While the new redemption rates are still above the TPG’s valuation, they’re a far cry from the eight or more cents per point rate Mosaics used to enjoy.

But what’s really irksome is that JetBlue made this change quietly without warning elites of the impending devaluation. As the industry slowly recovers from the pandemic, airlines are going to need to win as much business as they can get.

Many carriers will lean on their frequent flyer programs — and elites in particular — to generate extra cash. However, silent devaluations erode flyers’ trust and make it harder to win business from the most loyal customers.

Another one of the key benefits of Mosaic status is waived change fees. In recent weeks, most major U.S. airlines have permanently eliminated change fees — except JetBlue.

Instead, it’s taking a different approach by promising to waive change fees for all tickets booked through at least Feb. 28, 2021. If every flyer (not just Mosaics) gets free changes due to the broad coronavirus waiver, then this historically elite-only benefit is irrelevant. Combined with the devaluation for redeeming TrueBlue points for extra-legroom seats, there’s much less reason to requalify for Mosaic.

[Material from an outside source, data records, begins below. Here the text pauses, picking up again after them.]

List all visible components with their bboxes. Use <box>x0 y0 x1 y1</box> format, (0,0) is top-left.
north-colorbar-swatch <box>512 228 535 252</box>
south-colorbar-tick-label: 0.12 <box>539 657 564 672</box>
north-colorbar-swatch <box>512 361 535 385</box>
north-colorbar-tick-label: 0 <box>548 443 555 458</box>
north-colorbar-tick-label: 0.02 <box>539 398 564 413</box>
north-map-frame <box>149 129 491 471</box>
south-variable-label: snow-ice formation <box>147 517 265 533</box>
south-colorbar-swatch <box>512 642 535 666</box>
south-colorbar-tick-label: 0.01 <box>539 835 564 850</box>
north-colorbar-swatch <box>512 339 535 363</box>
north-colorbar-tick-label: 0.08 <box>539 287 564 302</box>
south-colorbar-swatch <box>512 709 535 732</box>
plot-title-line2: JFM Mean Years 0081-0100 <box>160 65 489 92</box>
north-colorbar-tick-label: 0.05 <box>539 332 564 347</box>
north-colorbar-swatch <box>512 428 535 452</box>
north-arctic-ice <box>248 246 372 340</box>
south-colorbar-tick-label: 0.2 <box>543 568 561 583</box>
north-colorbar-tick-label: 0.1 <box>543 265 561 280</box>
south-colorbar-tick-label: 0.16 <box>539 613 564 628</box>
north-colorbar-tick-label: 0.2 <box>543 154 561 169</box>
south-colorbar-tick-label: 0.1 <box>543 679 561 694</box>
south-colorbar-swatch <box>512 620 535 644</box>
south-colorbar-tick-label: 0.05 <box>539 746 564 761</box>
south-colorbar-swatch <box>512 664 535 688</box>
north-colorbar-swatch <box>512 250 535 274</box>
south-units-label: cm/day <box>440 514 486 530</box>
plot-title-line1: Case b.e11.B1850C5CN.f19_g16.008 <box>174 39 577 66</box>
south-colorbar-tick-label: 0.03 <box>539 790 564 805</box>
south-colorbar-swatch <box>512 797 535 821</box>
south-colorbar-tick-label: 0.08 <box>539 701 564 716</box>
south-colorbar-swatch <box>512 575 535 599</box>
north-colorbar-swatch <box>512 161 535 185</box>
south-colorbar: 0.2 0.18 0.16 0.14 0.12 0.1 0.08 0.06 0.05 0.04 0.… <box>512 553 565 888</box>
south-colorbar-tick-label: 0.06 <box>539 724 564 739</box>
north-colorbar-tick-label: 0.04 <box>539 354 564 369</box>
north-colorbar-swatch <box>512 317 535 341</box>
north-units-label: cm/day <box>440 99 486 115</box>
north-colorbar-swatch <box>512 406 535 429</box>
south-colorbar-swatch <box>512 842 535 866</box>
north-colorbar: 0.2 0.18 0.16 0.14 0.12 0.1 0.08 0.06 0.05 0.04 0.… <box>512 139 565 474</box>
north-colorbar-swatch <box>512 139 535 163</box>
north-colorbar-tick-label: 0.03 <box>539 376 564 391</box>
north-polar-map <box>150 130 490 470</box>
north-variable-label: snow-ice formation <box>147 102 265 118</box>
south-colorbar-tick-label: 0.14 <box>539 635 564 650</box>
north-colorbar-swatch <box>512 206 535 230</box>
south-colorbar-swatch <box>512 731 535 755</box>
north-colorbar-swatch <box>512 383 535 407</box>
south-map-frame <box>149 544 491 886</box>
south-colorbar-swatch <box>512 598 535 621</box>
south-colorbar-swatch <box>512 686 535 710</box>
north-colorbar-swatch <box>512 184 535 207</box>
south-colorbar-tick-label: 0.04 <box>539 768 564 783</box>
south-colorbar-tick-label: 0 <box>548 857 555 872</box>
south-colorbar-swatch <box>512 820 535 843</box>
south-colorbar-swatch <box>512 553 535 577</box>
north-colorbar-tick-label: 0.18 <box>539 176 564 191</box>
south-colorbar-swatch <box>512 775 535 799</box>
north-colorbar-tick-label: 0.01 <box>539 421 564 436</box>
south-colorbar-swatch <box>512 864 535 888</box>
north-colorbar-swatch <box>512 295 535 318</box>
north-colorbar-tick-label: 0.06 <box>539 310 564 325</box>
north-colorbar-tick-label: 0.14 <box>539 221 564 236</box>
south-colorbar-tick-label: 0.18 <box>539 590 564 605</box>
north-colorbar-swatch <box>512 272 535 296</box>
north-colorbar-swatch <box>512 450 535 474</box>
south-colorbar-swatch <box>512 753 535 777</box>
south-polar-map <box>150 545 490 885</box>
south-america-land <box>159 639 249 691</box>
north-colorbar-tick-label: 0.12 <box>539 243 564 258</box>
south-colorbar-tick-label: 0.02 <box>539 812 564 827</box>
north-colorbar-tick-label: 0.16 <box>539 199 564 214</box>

Related: How to redeem points with the JetBlue TrueBlue program

Even More Space seating is going to cost a lot more points for Mosaic elites (Photo by Zach Griff/The Points Guy)

In July, JetBlue announced that it will enter a strategic Northeast-focused alliance with American Airlines. The two carriers promised reciprocal elite benefits. While we’ve yet to hear the details, hopefully, the carrier will sweeten the deal for Mosaics — and roll back this untimely devaluation.

For now, with the greatly reduced redemption rates for Even More Space seats, one of the most valuable Mosaic perks has been significantly scaled back.